Here’s the full infographic of our research.
Share this Image On Your Site
Simply copy and paste the code below to your website. Please include attribution to www.mintigo.com with this graphic.
Image Source: Mintigo
So what do we predict will happen over the next 5 years?
- Silicon valley is packing up and moving to Texas – Austin, Dallas and Houston are becoming big tech cities, with combined innovation rivaling that of silicon valley, and a mature tech scene with giants like Dell and BMC leading the way. The deep south is also waking up – Atlanta, Charlotte and to a lesser extent Raleigh, Tampa, Orlando, Nashville are all in the next wave of maturing innovators
- We can expect to see self driving Ford F-250 pick-ups instead of Priuses in 2020. Maybe the first smart city will not be on the pacific ocean?
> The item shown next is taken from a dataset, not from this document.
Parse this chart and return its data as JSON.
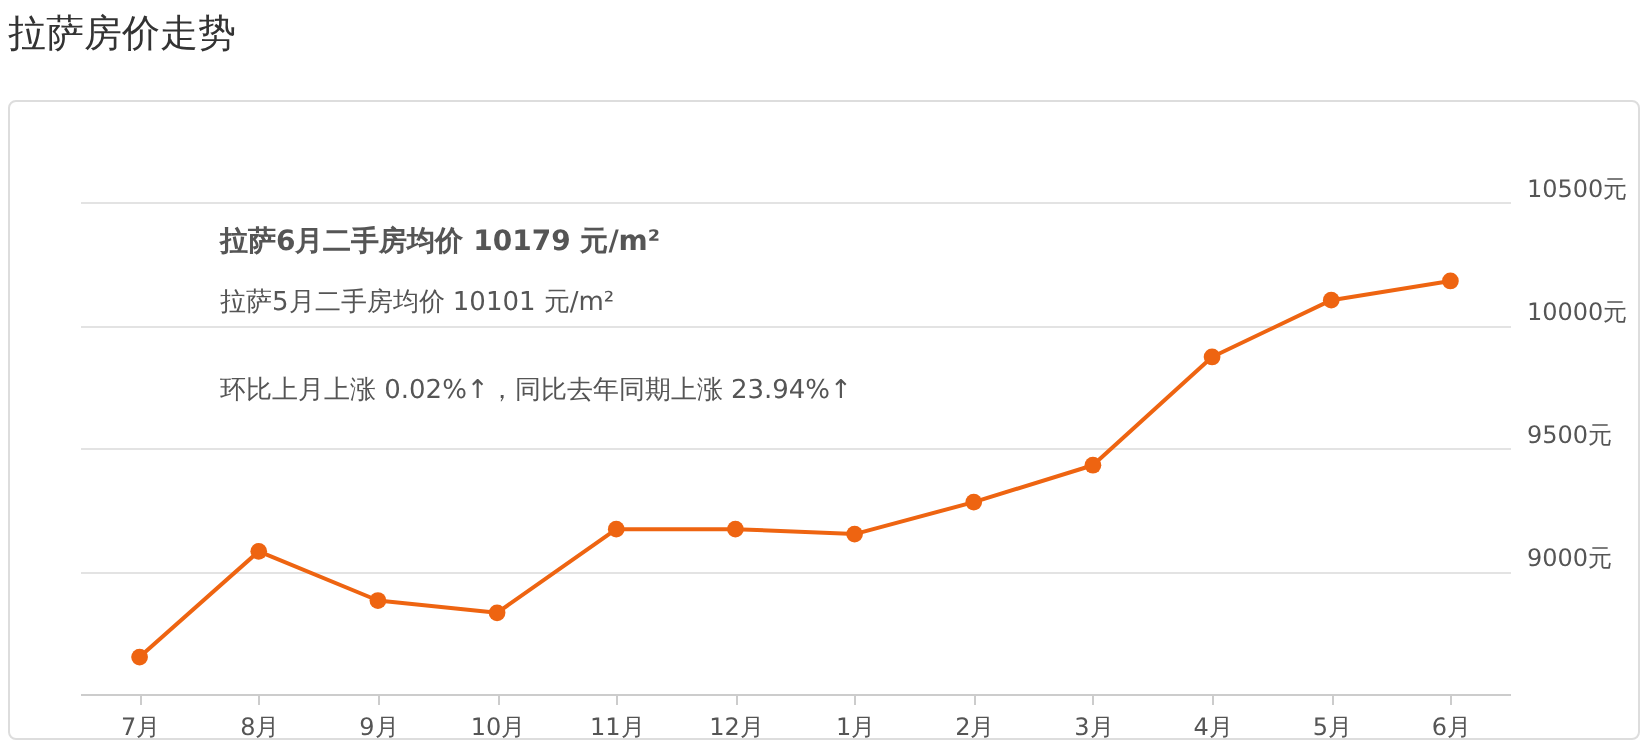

- For all you food chains out there – Espresso and Vegeterian food options in the Carolinas, Georgia and Texas are going to be huge. Remember – techies convert Kale and Caffeine into lines of code.
- Taylor Swift will perform on the 2020 TechCrunch Disrupt!
Keith is still very confused. Does he want to work at a startup or a corporation? What language does he want to program in? Does he want to help build the startup culture or plug right into an existing ecosystem? More importantly, does he want to wear flip-flops or boots? Once he knows the answers to these questions, he will know where to move. Good luck Keith!